You have an interesting perspective being in an industry that has sort of driven the shift from physician care to midlevel care in the USA (sounds like you work for a hedge fund that does medical investments; not sure in direct patient care companies or not).
Usually the argument has been that we “need” midlevels because we can’t provide enough care with physicians only, and they are cheaper.
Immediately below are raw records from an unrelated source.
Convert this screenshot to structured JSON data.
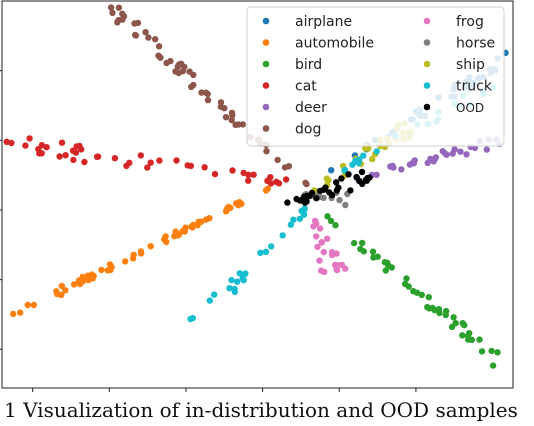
{
  "chart_data": {
    "type": "scatter",
    "title": "",
    "xlabel": "",
    "ylabel": "",
    "xlim": [
      0,
      1
    ],
    "ylim": [
      0,
      1
    ],
    "tick_labels_visible": false,
    "grid": false,
    "legend": {
      "placement": "top-right",
      "columns": 2,
      "entries": [
        {
          "name": "airplane",
          "color": "#1f77b4"
        },
        {
          "name": "automobile",
          "color": "#ff7f0e"
        },
        {
          "name": "bird",
          "color": "#2ca02c"
        },
        {
          "name": "cat",
          "color": "#d62728"
        },
        {
          "name": "deer",
          "color": "#9467bd"
        },
        {
          "name": "dog",
          "color": "#8c564b"
        },
        {
          "name": "frog",
          "color": "#e377c2"
        },
        {
          "name": "horse",
          "color": "#7f7f7f"
        },
        {
          "name": "ship",
          "color": "#bcbd22"
        },
        {
          "name": "truck",
          "color": "#17becf"
        },
        {
          "name": "OOD",
          "color": "#000000"
        }
      ]
    },
    "series": [
      {
        "name": "airplane",
        "color": "#1f77b4",
        "rays": [
          {
            "from": [
              0.63,
              0.55
            ],
            "to": [
              1.02,
              0.88
            ],
            "n": 38,
            "spread": 0.012
          }
        ]
      },
      {
        "name": "automobile",
        "color": "#ff7f0e",
        "rays": [
          {
            "from": [
              0.53,
              0.52
            ],
            "to": [
              0.02,
              0.19
            ],
            "n": 60,
            "spread": 0.008
          }
        ]
      },
      {
        "name": "bird",
        "color": "#2ca02c",
        "rays": [
          {
            "from": [
              0.62,
              0.46
            ],
            "to": [
              0.98,
              0.06
            ],
            "n": 45,
            "spread": 0.012
          }
        ]
      },
      {
        "name": "cat",
        "color": "#d62728",
        "rays": [
          {
            "from": [
              0.57,
              0.53
            ],
            "to": [
              -0.03,
              0.64
            ],
            "n": 48,
            "spread": 0.02
          }
        ]
      },
      {
        "name": "deer",
        "color": "#9467bd",
        "rays": [
          {
            "from": [
              0.68,
              0.54
            ],
            "to": [
              1.13,
              0.69
            ],
            "n": 48,
            "spread": 0.014
          }
        ]
      },
      {
        "name": "dog",
        "color": "#8c564b",
        "rays": [
          {
            "from": [
              0.6,
              0.52
            ],
            "to": [
              0.2,
              1.0
            ],
            "n": 55,
            "spread": 0.012
          }
        ]
      },
      {
        "name": "frog",
        "color": "#e377c2",
        "rays": [
          {
            "from": [
              0.6,
              0.46
            ],
            "to": [
              0.65,
              0.3
            ],
            "n": 22,
            "spread": 0.018
          }
        ]
      },
      {
        "name": "horse",
        "color": "#7f7f7f",
        "rays": [
          {
            "from": [
              0.58,
              0.5
            ],
            "to": [
              0.68,
              0.49
            ],
            "n": 12,
            "spread": 0.015
          }
        ]
      },
      {
        "name": "ship",
        "color": "#bcbd22",
        "rays": [
          {
            "from": [
              0.61,
              0.51
            ],
            "to": [
              0.8,
              0.68
            ],
            "n": 30,
            "spread": 0.018
          }
        ]
      },
      {
        "name": "truck",
        "color": "#17becf",
        "rays": [
          {
            "from": [
              0.6,
              0.47
            ],
            "to": [
              0.36,
              0.14
            ],
            "n": 24,
            "spread": 0.015
          },
          {
            "from": [
              0.66,
              0.56
            ],
            "to": [
              0.98,
              0.8
            ],
            "n": 22,
            "spread": 0.012
          }
        ]
      },
      {
        "name": "OOD",
        "color": "#000000",
        "rays": [
          {
            "from": [
              0.55,
              0.47
            ],
            "to": [
              0.72,
              0.55
            ],
            "n": 30,
            "spread": 0.018
          }
        ]
      }
    ]
  },
  "caption": "1 Visualization of in-distribution and OOD samples"
}
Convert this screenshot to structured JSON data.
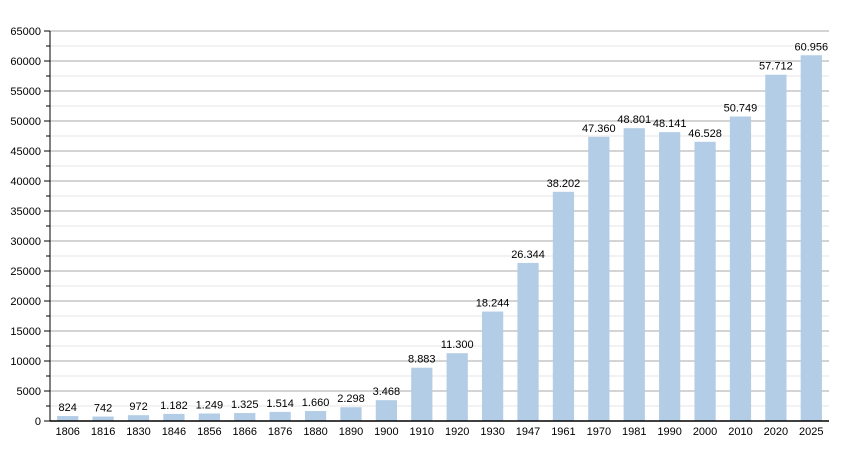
{
  "chart_data": {
    "type": "bar",
    "title": "",
    "xlabel": "",
    "ylabel": "",
    "ylim": [
      0,
      65000
    ],
    "yticks": [
      0,
      5000,
      10000,
      15000,
      20000,
      25000,
      30000,
      35000,
      40000,
      45000,
      50000,
      55000,
      60000,
      65000
    ],
    "grid": true,
    "bar_color": "#b3cde6",
    "categories": [
      "1806",
      "1816",
      "1830",
      "1846",
      "1856",
      "1866",
      "1876",
      "1880",
      "1890",
      "1900",
      "1910",
      "1920",
      "1930",
      "1947",
      "1961",
      "1970",
      "1981",
      "1990",
      "2000",
      "2010",
      "2020",
      "2025"
    ],
    "values": [
      824,
      742,
      972,
      1182,
      1249,
      1325,
      1514,
      1660,
      2298,
      3468,
      8883,
      11300,
      18244,
      26344,
      38202,
      47360,
      48801,
      48141,
      46528,
      50749,
      57712,
      60956
    ],
    "data_labels": [
      "824",
      "742",
      "972",
      "1.182",
      "1.249",
      "1.325",
      "1.514",
      "1.660",
      "2.298",
      "3.468",
      "8.883",
      "11.300",
      "18.244",
      "26.344",
      "38.202",
      "47.360",
      "48.801",
      "48.141",
      "46.528",
      "50.749",
      "57.712",
      "60.956"
    ]
  }
}
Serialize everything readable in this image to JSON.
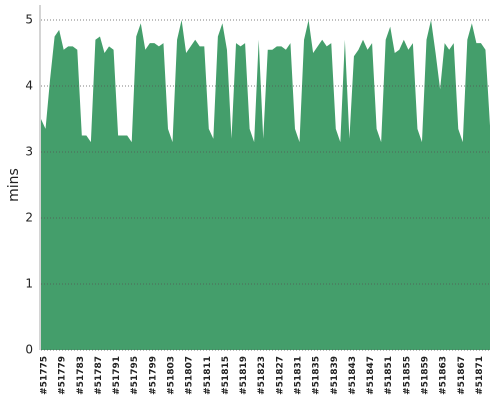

The problem is that “cheaper” doesn’t mean patients ever see this money. As everyone knows healthcare costs in the USA are way higher than any other first-world country, most of which provide their citizens with largely physician-level care. So where is all that extra money going?? Probably to the admins and investor class (ie siphoned off by vehicles such as hedge funds and PE).
You well know that one of the major ways large PE firms can pocket that money is taking over a physician group, move the “provider balance” to less physicians and more midlevels - and pocket the salary difference.
Do the patients pay less? No, of course not. Do they get inferior care? Hard to prove, and while you use the common argument “well, there are incompetent physicians just like incompetent PAs/NPs” we ALL know there is a bell curve. Common sense would say that on AVERAGE more/higher intensity training (and higher caliper initial intellectual talent bar on average to start) would result in a better qualified caregiver.
That’s why I find your arguments so.... disconnected with reality on the ground.
No one is arguing against better midlevel training. We are arguing against blurring the lines between physicians and midlevels. And the continued vested interests to blur these lines (with likely harm to patients in the name of corporate profits).